Lorrie Moore and the difference between opera and life

Oct 12th, 2009 by admin in Books

Gate At The Stairs, the new Lorrie Moore novel,  is delicious–Lorrie Moore always is.

It’s intriguing to read her now that the 80s are back in style. My students are wearing enormous swallowing cowl necks and off the shoulder cut and shorn and sweetly torn sweatshirts, all what I was wearing in neon and boucle when I was first reading Lorrie Moore. She is so 80s. At least for me. And we are circling back with a war in tow, a war and arugula and snow and the midwest.  The novel is narrated by a college student and I read it with my students’ lives and my own 80s student life layered onto the novel like decoupage photographs.
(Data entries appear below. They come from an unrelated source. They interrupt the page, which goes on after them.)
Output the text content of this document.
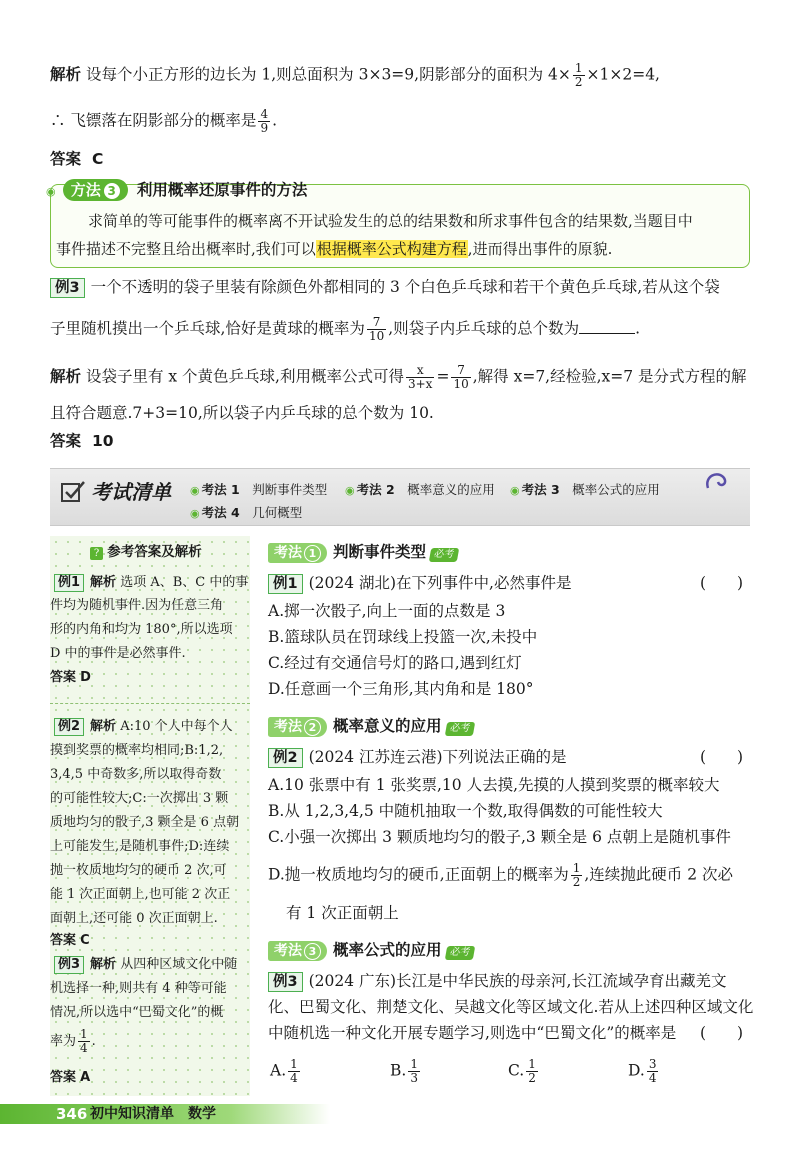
解析 设每个小正方形的边长为 1,则总面积为 3×3=9,阴影部分的面积为 $4\times \frac{1}{2} \times 1\times 2=4$,
∴ 飞镖落在阴影部分的概率是 $\frac{4}{9}$ .
答案 C
◉ 方法 3 利用概率还原事件的方法
求简单的等可能事件的概率离不开试验发生的总的结果数和所求事件包含的结果数,当题目中
事件描述不完整且给出概率时,我们可以根据概率公式构建方程,进而得出事件的原貌.
例3 一个不透明的袋子里装有除颜色外都相同的 3 个白色乒乓球和若干个黄色乒乓球,若从这个袋
子里随机摸出一个乒乓球,恰好是黄球的概率为 $\frac{7}{10}$ ,则袋子内乒乓球的总个数为	.
解析 设袋子里有 x 个黄色乒乓球,利用概率公式可得 $\frac{x}{3+x} = \frac{7}{10}$ ,解得 x=7,经检验,x=7 是分式方程的解
且符合题意.7+3=10,所以袋子内乒乓球的总个数为 10.
答案 10
考试清单 ◉ 考法 1　 判断事件类型 ◉ 考法 2　 概率意义的应用 ◉ 考法 3　 概率公式的应用
◉ 考法 4　 几何概型
? 参考答案及解析
例1 解析 选项 A、B、C 中的事
件均为随机事件.因为任意三角
形的内角和均为 180°,所以选项
D 中的事件是必然事件.
答案 D
例2 解析 A:10 个人中每个人
摸到奖票的概率均相同;B:1,2,
3,4,5 中奇数多,所以取得奇数
的可能性较大;C:一次掷出 3 颗
质地均匀的骰子,3 颗全是 6 点朝
上可能发生,是随机事件;D:连续
抛一枚质地均匀的硬币 2 次,可
能 1 次正面朝上,也可能 2 次正
面朝上,还可能 0 次正面朝上.
答案 C
例3 解析 从四种区域文化中随
机选择一种,则共有 4 种等可能
情况,所以选中“巴蜀文化”的概
率为 $\frac{1}{4}$ .
答案 A
考法 1 判断事件类型 必考
例1 (2024 湖北)在下列事件中,必然事件是	(　　)
A.掷一次骰子,向上一面的点数是 3
B.篮球队员在罚球线上投篮一次,未投中
C.经过有交通信号灯的路口,遇到红灯
D.任意画一个三角形,其内角和是 180°
考法 2 概率意义的应用 必考
例2 (2024 江苏连云港)下列说法正确的是	(　　)
A.10 张票中有 1 张奖票,10 人去摸,先摸的人摸到奖票的概率较大
B.从 1,2,3,4,5 中随机抽取一个数,取得偶数的可能性较大
C.小强一次掷出 3 颗质地均匀的骰子,3 颗全是 6 点朝上是随机事件
D.抛一枚质地均匀的硬币,正面朝上的概率为 $\frac{1}{2}$ ,连续抛此硬币 2 次必
有 1 次正面朝上
考法 3 概率公式的应用 必考
例3 (2024 广东)长江是中华民族的母亲河,长江流域孕育出藏羌文
化、巴蜀文化、荆楚文化、吴越文化等区域文化.若从上述四种区域文化
中随机选一种文化开展专题学习,则选中“巴蜀文化”的概率是 (　　)
A. $\frac{1}{4}$	B. $\frac{1}{3}$	C. $\frac{1}{2}$	D. $\frac{3}{4}$
346 初中知识清单　数学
I’m a perfect reader for this book.

I had to skip an entire plotline (boy in Afghanistan). 

Overall though to me Lorrie Moore is thick-delicious. I eat up these sweet tiered sentences, gobble them all whole….iced with metaphors and clotted with stunning summary, sparkled with puns….and interupted by horrible Tom Swifties….it’s a lot and I love a lot.

My favorite sentences:

 

“In Sufism we learned that Rumi was a man in love, and the absence of the beloved entered all his cravings, which it really didn’t do with Doris Lessing.”   (That cracks me up. And reminds me of the Pandas. And how hard it was, teaching Rumi at Hope…all that desire and ecstasy and God together. Yikes.)

“…nothing was as cryptic and ripe for understanding as a boy’s love. What was an involuntary grimace I took to be rapture. What was a simple and natural masculine desire to be in, to tunnel and thrust, I saw as a tender desire to be sweetly engulfed and and at least momentarily overpowered by another’s devoted attentions.”

“Love should be helpful. Love should contribute something.”

“‘Women chew up their lives trying to heal themselves from the bad arrangements they’ve made with men; all this healing is not attractive. It’s boring.’”

“‘Don’t make your own life your project inyour own life: total waste of time. I don’t mean that personally. I mean that for everyone.’”

“He was working hard to sound upbeat and had landed on bizarrely merry.

“The difference between opera and life, I’d noticed, was that in life one person played all the parts.”